Previous hierarchical topic models mainly take a tree-shaped structure, but they have a difference in how to generate a document from the hierarchical topics. Figure 2 shows the tree structure of different models and topic distributions of a simulated document. Particularly, HLDA considers that a document is generated by topics of only one path, which violates the multi-topic assumption of topic models (i.e., a document may span several topics). Considering this issue, rCRP generates a document by all topics in the tree. We follow rCRP to develop a tree structure that a document is generated by all layers of the topic tree cooperatively.

Fig. 2
figure 2

Tree structures and topic distributions of a simulated document for our HNTM and other models. Each node represents a topic with its own word distribution except for the root node in HNTM. Red node means that the topic is activated in the current document and the size of nodes represents the proportion

Based on the framework of NVI, we reconstruct the input document by multiple layers of latent variables. Layers are connected with dependency matrices D, where Dl means the dependency matrix between layers l and l + 1. To estimate Dl (i.e., the dependency strength between the super-topics at level l and the sub-topics at level l + 1), we introduce super-topic vectors pl and sub-topic vectors bl, as follows:

$$ D_{l,k} = softmax(p_{l}*b_{l,k}^{T}). $$
(1)

In the above, Dl,k, which represents the dependency vector of sub-topic k, approximates a discrete one-hot vector after using the softmax function. The super-topic vectors \(p_{l} \in \mathbb {R}^{K_{l}*H}\), and the sub-topic vectors \(b_{l} \in \mathbb {R}^{K_{l+1}*H}\), where H is the length of each topic vector, Kl and Kl+ 1 represent the numbers of topics at level l and level l + 1. To construct a pyramid-shaped topic tree, the topic number Kl is incremental from level 1 to level L.

3.2 Network structure

As in probabilistic topic models, we use the latent variables 𝜃d and zn to capture the topic proportion of document d and the topic assignment for the observed word wn, respectively. To learn the hierarchical structure, sub-topics are generated using multinomial distributions through dependency matrices D. The topic distribution of level L can be generated by:

$$ \theta_{d,L} \sim G(\mu_{0}, {\sigma^{2}_{0}}), $$
(2)

where \(G(\mu _{0}, {\sigma ^{2}_{0}})\) is composed of a multi-layer perceptron (MLP) 𝜃L = f(x) conditioned on an isotropic Gaussian \(x \sim N(\mu _{0}, {\sigma ^{2}_{0}})\), and L is the number of topic levels. Given 𝜃d,l which represents the topic distribution of document d at level l, the topic distribution at the upper level l − 1 can be inferred by:

$$ \theta_{d,l-1} = D_{l-1}\theta_{d,l} \qquad (l=2...L). $$
(3)

Then the generative process of each word is described as follows:

$$ z_{l,n} \sim Multi(\theta_{d,l}) \qquad (l=1...L), $$
(4)
$$ t \sim Multi(c_{d}), $$
(5)
$$ w_{n} \sim Multi(\beta_{t,z_{t,n}}), $$
(6)

where zl,n and wl,n represent the topic assignment and word assignment of token n in document d generated by level l. \(\beta _{t,z_{t,n}}\) is the word distribution of topic zt,n at level t. cd,l denotes the reconstruction weight of level l. Finally, the marginal likelihood of document d is:

$$ p(d|\mu_{0}, \sigma_{0}, {\beta}) = {\int}_{\theta_{d,1}}{p(\theta_{d,1}|\mu_{0}, {\sigma_{0}^{2}})\prod\limits_{n}\sum\limits_{l}c_{d,l}\sum\limits_{z_{l,n}}p(w_{n}|\beta_{l,z_{l,n}})p(z_{l,n}|\theta_{d,l})}d\theta_{d,1}, $$
(7)

where 𝜃l can be calculated by Equation (2).

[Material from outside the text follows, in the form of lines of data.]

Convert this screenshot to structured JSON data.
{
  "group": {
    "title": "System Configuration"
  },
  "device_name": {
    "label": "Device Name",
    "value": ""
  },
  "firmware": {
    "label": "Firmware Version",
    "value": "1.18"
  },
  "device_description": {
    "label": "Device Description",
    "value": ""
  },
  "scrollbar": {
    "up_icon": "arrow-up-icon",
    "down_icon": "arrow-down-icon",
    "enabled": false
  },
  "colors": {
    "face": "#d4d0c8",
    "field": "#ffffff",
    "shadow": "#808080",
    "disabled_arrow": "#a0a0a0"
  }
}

Following [20], we construct an inference network q(𝜃|μ(d),σ(d)) to approximate the posterior p(𝜃|d), and employ the reparameterization trick [13] for parameter update. Figure 3 shows the network structure of our HNTM. To explicitly model the word distribution of each topic, topic-word matrices β are constructed as similar to dependency matrices D.

Fig. 3
figure 3

Network structure of an L-level HNTM

We introduce topic vectors \(t_{l} \in \mathbb {R}^{K_{l}*H}\) for each level and word vectors \(v \in \mathbb {R}^{V*H}\), and generate the topic distributions over words at level l by:

$$ \beta_{l,k} = softmax(v*{t_{l,k}}^{T}). $$
(8)

Given such word distributions and a sampled \(\hat {\theta _{l}}\), layer l reconstructs document d by:

$$ p(w_{n}|\beta_{l}, \hat{\theta_{l}}) = \sum\limits_{z_{n}}{[p(w_{n}|\beta_{l,z_{n}})p(z_{n}|\hat{\theta_{l}})]} = \hat{\theta_{l}}*\beta_{l}. $$
(9)

In fact, some documents may focus on general topics, which means topics from the high level are more often used, while some documents talk about more specific topics. Considering this, our model learns the weight c of topic levels from the original document, which will affect the reconstruction process. Finally, the variational lower-bound is defined as:

$$ L_{d} = \mathbb{E}_{q(\theta|d)}\left[ \sum\limits_{n}\log \left( \left[\sum\limits_{l}c_{l}p(w_{n}|\beta_{l},\theta_{l})\right)\right]\right] - D_{KL}\left[q(\theta|d)||p(\theta)\right]. $$
(10)

Level weight c can be obtained from a latent document embedding with a fully connected layer and softmax function. With the help of c, our model allocates the words of a document to different topic levels flexibly. Topics at higher levels learn more general words, while topics at lower levels learn more specific words.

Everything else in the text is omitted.